Chronique juridique

Le droit au secret et les lois de la République (1/2)

Le droit au secret et les lois de la République (1/2)

Qu'il soit "professionnel", "de l'instruction", "des affaires" ou encore "défense" : comment le droit français s'empare-t-il de la notion de secret ? 

Le secret est au cœur des débats ouverts par la publication du rapport Sauvé sur les viols et agressions sexuelles présumément commis au sein de l’église catholique. Le secret est aussi la garantie principale de certains exercices professionnels, ainsi que l’édition l’a souvent appris ses dépens, lorsqu’elle a voulu muer le médecin, le prêtre, l’avocat, l’espion ou le diplomate en écrivain ou qu’elle brûle d’empiler les dossiers d’instruction en librairie.

La violation du secret professionnel est sanctionnée par les articles 226-13 et suivants du Nouveau Code pénal. Le texte vise ainsi implicitement les avocats comme les médecins. La publication des souvenirs présidentiels du célèbre docteur Gubler a abouti, depuis 1996, à de nombreuses condamnations. La saga judiciaire du si justement nommé Grand Secret a en effet passionné toutes les instances, judiciaires comme ordinales. Elle s’est achevée devant la Cour de cassation le 14 décembre 1999. Quant au Conseil d’Etat, appelé à se prononcer en dernier ressort sur les sanctions déontologiques, il a estimé, le 29 décembre 2000, que « l’obligation de secret professionnel qui s’impose au médecin ne saurait être levée par la circonstance que le patient aurait lui-même publiquement fait part de son état de santé ou de certains aspects de sa vie privée ou que les informations susceptibles d’être diffusées seraient de nature à intéresser l’ensemble des Français au titre de l’histoire de France ».

Mémoires de Saint-Simon et romans d'espionnage 

Le silence des évêques face aux cas de pédophilie a remis en lumière le secret qui lie les ministres du culte. Mais, comme le souligne le Professeur Hugues Moutouh, le droit canon exige toutefois que le pécheur cherche l’absolution et non un simple conseil, voire un encouragement. Outre l’excommunication, celui qui viole le secret sacramentiel encourt les mêmes sanctions judiciaires que tout autre professionnel (avocat, médecin, etc.)
Diplomates et militaires sont liés par un devoir de réserve. C’est ainsi que les mémoires de Saint-Simon n’ont été publiés originellement que sous une forme très abrégée. Louis XV les ayant fait déposer, sous le secret, aux archives du ministère des Affaires étrangères, la première édition complète remonte donc seulement à 1832. 
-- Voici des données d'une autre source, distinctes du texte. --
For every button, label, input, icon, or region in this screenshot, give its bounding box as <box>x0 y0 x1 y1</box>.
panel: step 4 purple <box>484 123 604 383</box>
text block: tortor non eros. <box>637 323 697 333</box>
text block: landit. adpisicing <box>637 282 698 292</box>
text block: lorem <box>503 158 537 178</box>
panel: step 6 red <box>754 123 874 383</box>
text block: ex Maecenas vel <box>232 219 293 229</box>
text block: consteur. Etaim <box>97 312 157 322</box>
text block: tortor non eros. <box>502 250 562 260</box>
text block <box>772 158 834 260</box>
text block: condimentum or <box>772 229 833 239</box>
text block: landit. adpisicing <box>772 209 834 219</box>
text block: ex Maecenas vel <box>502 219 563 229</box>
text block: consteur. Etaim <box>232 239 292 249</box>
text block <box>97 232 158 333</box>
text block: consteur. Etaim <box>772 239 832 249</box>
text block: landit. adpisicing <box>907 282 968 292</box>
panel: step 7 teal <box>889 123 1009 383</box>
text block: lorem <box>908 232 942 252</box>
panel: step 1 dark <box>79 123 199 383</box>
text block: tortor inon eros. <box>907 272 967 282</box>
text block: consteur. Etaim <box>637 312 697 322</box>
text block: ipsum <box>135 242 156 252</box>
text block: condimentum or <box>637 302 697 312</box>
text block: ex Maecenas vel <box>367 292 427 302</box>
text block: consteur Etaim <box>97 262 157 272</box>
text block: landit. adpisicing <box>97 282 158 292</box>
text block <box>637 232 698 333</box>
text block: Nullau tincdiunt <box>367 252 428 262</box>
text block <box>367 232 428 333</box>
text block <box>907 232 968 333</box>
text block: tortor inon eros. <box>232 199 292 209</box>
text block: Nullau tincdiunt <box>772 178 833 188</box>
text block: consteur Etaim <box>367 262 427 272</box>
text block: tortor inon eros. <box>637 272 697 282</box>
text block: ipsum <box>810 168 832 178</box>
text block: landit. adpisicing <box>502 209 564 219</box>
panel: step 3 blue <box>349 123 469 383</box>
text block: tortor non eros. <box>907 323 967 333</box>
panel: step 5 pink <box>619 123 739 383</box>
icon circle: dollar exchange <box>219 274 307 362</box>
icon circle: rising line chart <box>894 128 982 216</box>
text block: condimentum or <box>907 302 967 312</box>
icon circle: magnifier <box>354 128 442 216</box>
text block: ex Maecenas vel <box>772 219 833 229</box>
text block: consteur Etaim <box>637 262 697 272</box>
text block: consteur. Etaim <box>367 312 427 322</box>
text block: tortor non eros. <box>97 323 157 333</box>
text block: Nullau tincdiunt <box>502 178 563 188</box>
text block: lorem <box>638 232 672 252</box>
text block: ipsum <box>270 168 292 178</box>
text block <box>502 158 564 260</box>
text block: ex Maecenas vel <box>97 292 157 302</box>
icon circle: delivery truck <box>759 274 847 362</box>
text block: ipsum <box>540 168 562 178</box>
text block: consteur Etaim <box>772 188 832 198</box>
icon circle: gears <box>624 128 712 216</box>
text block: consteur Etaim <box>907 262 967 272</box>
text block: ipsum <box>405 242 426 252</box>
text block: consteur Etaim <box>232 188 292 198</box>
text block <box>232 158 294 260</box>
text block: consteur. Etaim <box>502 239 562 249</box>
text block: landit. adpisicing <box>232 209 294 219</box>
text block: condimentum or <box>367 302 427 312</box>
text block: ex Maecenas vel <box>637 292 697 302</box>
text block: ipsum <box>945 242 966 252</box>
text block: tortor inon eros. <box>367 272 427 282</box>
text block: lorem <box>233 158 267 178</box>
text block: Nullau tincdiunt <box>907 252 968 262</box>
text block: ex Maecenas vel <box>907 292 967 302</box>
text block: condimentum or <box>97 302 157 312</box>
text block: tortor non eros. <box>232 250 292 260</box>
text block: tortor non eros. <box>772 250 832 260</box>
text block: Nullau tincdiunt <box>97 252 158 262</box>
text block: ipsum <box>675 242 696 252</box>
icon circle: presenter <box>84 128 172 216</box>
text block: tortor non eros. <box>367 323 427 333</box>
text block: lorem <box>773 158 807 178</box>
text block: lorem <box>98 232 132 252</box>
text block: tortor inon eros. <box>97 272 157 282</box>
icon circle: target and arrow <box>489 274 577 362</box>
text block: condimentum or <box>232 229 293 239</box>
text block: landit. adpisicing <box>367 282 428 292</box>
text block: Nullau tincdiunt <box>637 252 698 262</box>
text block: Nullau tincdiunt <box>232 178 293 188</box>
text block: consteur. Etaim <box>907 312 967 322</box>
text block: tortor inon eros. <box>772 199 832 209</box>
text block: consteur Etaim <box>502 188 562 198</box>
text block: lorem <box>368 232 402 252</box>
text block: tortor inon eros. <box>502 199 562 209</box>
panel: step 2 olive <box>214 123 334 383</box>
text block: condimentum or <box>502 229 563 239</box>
La prudence du diplomate Paul Morand l’a incité à prendre des dispositions testamentaires complexes pour différer la publication de ses écrits intimes. Une telle règle peut encore s’appliquer à Saint John Perse, Paul Claudel ou Victor Segalen. De même, les romans d’espionnage publiés par des ex-as de la guerre froide ont toujours suscité de grandes précautions juridiques.

La jurisprudence administrative a consacré l’obligation de réserve à laquelle sont tenus les fonctionnaires, qui s’étend des candidats à la fonction publique jusqu’aux agents publics eux-mêmes. Une telle obligation se concilie parfois difficilement avec le statut général des fonctionnaires, qui garantit expressément leur liberté d’opinion. 
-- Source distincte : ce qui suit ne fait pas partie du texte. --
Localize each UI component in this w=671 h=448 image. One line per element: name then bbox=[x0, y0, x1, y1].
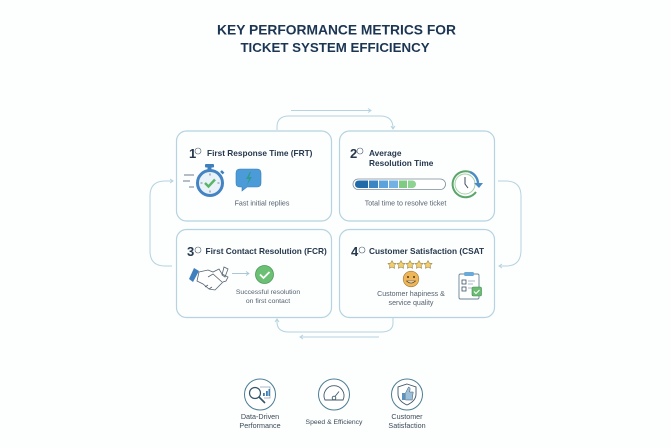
number 3 bbox=[187, 244, 201, 259]
heading: FRT: First Response Time (FRT) bbox=[207, 148, 313, 158]
panel: first contact resolution bbox=[176, 230, 332, 318]
icon: handshake bbox=[189, 267, 228, 290]
title: TICKET SYSTEM EFFICIENCY bbox=[240, 40, 430, 55]
title: KEY PERFORMANCE METRICS FOR bbox=[217, 22, 456, 38]
icon: lightning speech bubble bbox=[236, 169, 261, 191]
title bbox=[217, 22, 456, 55]
panel: customer satisfaction bbox=[340, 230, 494, 318]
text: customer happiness: Customer hapiness & bbox=[377, 290, 445, 298]
badge: data-driven performance: Data-Driven bbox=[241, 412, 279, 421]
badge: data-driven performance: Performance bbox=[239, 421, 281, 430]
badge: speed and efficiency bbox=[306, 379, 363, 426]
number 2 bbox=[350, 146, 363, 161]
badge: speed and efficiency: Speed & Efficiency bbox=[306, 419, 363, 426]
number 1: 1 bbox=[189, 146, 196, 161]
panel: average resolution time bbox=[340, 131, 494, 221]
progress bar bbox=[353, 179, 446, 190]
arrow: top curved bbox=[277, 116, 395, 130]
arrow: top straight bbox=[291, 108, 371, 112]
arrow: bottom curved bbox=[275, 318, 393, 332]
icon: clipboard bbox=[459, 272, 482, 299]
arrow: left curved bbox=[150, 179, 173, 266]
badge: customer satisfaction: Satisfaction bbox=[388, 421, 426, 430]
text: fast initial replies: Fast initial replies bbox=[235, 200, 290, 208]
icon: green check bbox=[256, 266, 274, 284]
heading: average resolution time: Average bbox=[369, 148, 402, 158]
number 1 bbox=[189, 146, 201, 161]
heading: average resolution time bbox=[369, 148, 434, 168]
icon: stopwatch bbox=[183, 164, 224, 196]
text: successful resolution: Successful resolution bbox=[236, 289, 300, 296]
badge: data-driven performance bbox=[239, 379, 281, 430]
arrow: handshake to check bbox=[232, 272, 249, 276]
text: successful resolution bbox=[236, 289, 300, 305]
icon: five stars bbox=[388, 260, 432, 268]
heading: average resolution time: Resolution Time bbox=[369, 158, 434, 168]
icon: smiley bbox=[403, 271, 419, 287]
number 2: 2 bbox=[350, 146, 357, 161]
number 4 bbox=[351, 244, 365, 259]
text: customer happiness bbox=[377, 290, 445, 307]
number 3: 3 bbox=[187, 244, 194, 259]
number 4: 4 bbox=[351, 244, 359, 259]
arrow: bottom straight bbox=[300, 335, 379, 339]
text: total time to resolve ticket: Total time to resolve ticket bbox=[365, 200, 446, 208]
icon: clock with arrow bbox=[453, 171, 483, 197]
badge: customer satisfaction bbox=[388, 379, 426, 430]
panel: first response time bbox=[176, 131, 332, 221]
arrow: right curved bbox=[498, 181, 521, 268]
text: successful resolution: on first contact bbox=[246, 298, 290, 305]
text: customer happiness: service quality bbox=[389, 299, 434, 307]
badge: customer satisfaction: Customer bbox=[391, 412, 423, 421]
heading: CSAT: Customer Satisfaction (CSAT bbox=[369, 246, 484, 256]
heading: FCR: First Contact Resolution (FCR) bbox=[206, 246, 327, 256]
Secret de l'instruction, secret des affaires... 

L'article 11 du Code de procédure pénale organise le si désuet secret de l’instruction. Celui-ci empêche encore la publication des dossiers sur les plus brûlantes des affaires, du dopage aux sectes, en passant, bien entendu, par le financement d’une certaine vie politique. 
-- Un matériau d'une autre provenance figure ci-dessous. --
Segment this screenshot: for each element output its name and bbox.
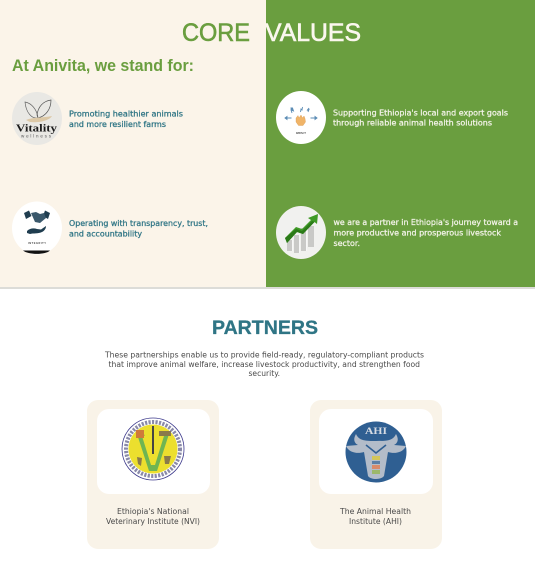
card: NVI: [87, 400, 219, 549]
text: local and export goals: Supporting Ethiopia's local and export goals: [333, 108, 508, 118]
title: CORE: [182, 19, 250, 47]
icon: growth chart: [276, 206, 326, 259]
subheading: At Anivita, we stand for:: [12, 56, 194, 75]
heading: partners: PARTNERS: [212, 317, 318, 339]
logo: AHI cow: [346, 422, 406, 482]
text: partners intro: These partnerships enable us to provide field-ready, regulatory-compliant products: [104, 350, 424, 360]
text: transparency: Operating with transparency, trust,: [69, 219, 208, 228]
label: NVI: [106, 507, 200, 526]
value: livestock partner: [276, 206, 518, 259]
panel: core values: [0, 0, 535, 289]
text: transparency: [69, 219, 208, 238]
text: transparency: and accountability: [69, 230, 143, 238]
text: healthier animals: and more resilient farms: [69, 120, 166, 129]
title: [182, 19, 361, 47]
icon: vitality wellness logo: wellness: [21, 134, 52, 138]
text: livestock partner: we are a partner in Ethiopia's journey toward a: [334, 218, 518, 227]
text: partners intro: that improve animal welfare, increase livestock productivity, and strengthen food: [108, 360, 420, 369]
label: AHI: [339, 507, 411, 526]
text: livestock partner: sector.: [334, 239, 360, 248]
logo: NVI seal: [122, 418, 184, 480]
icon: integrity handshake: INTEGRITY: [28, 241, 46, 245]
value: transparency: [12, 202, 208, 254]
label: NVI: Ethiopia's National: [117, 507, 189, 516]
text: healthier animals: [69, 110, 183, 129]
text: livestock partner: [334, 218, 518, 248]
label: AHI: The Animal Health: [339, 507, 411, 516]
text: partners intro: [104, 350, 424, 378]
text: healthier animals: Promoting healthier animals: [69, 110, 183, 118]
text: local and export goals: through reliable animal health solutions: [333, 118, 492, 128]
icon: impact hand: [276, 91, 326, 144]
text: partners intro: security.: [248, 369, 280, 378]
logo: AHI cow: AHI: [365, 426, 388, 436]
card: AHI: [310, 400, 442, 549]
icon: vitality wellness logo: Vitality: [16, 122, 58, 134]
title: VALUES: [265, 19, 361, 47]
value: healthier animals: [12, 92, 183, 145]
label: AHI: Institute (AHI): [349, 517, 402, 526]
text: livestock partner: more productive and prosperous livestock: [334, 228, 502, 238]
icon: vitality wellness logo: [12, 92, 62, 145]
label: NVI: Veterinary Institute (NVI): [106, 517, 200, 526]
text: local and export goals: [333, 108, 508, 128]
value: local and export goals: [276, 91, 508, 144]
panel: partners: [87, 317, 442, 549]
icon: impact hand: IMPACT: [296, 131, 306, 135]
icon: integrity handshake: [12, 202, 62, 254]
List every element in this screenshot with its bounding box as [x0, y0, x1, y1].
Il existe d’ailleurs un secret des affaires, qui s’applique, malgré son nom, aux milieux purement économiques. Il peut justifier des interdictions de publication, tout comme l'article 10 de l’ordonnance du 28 septembre 1967, qui sanctionne l’utilisation abusive d’informations privilégiées.

Le secret des correspondances, prévu notamment à l’article 226-15 du Nouveau Code pénal, vise le « fait, commis de mauvaise foi, d’ouvrir, de supprimer, de retarder ou de détourner des correspondances », y compris par une personne dépositaire de l’autorité publique ou chargée d’une mission de service public. Il concerne donc peu l’édition d’écrits épistolaires. 

En revanche, le fameux secret défense - désormais visé aux articles 413-9 du Nouveau Code pénal et 476-6 et suivants du Code de justice militaire – est encore parfois invoqué pour menacer, là encore, ceux qui s’intéresseraient de trop près aux récits sur les frégates, qui naviguent de Taiwan aux Philippines.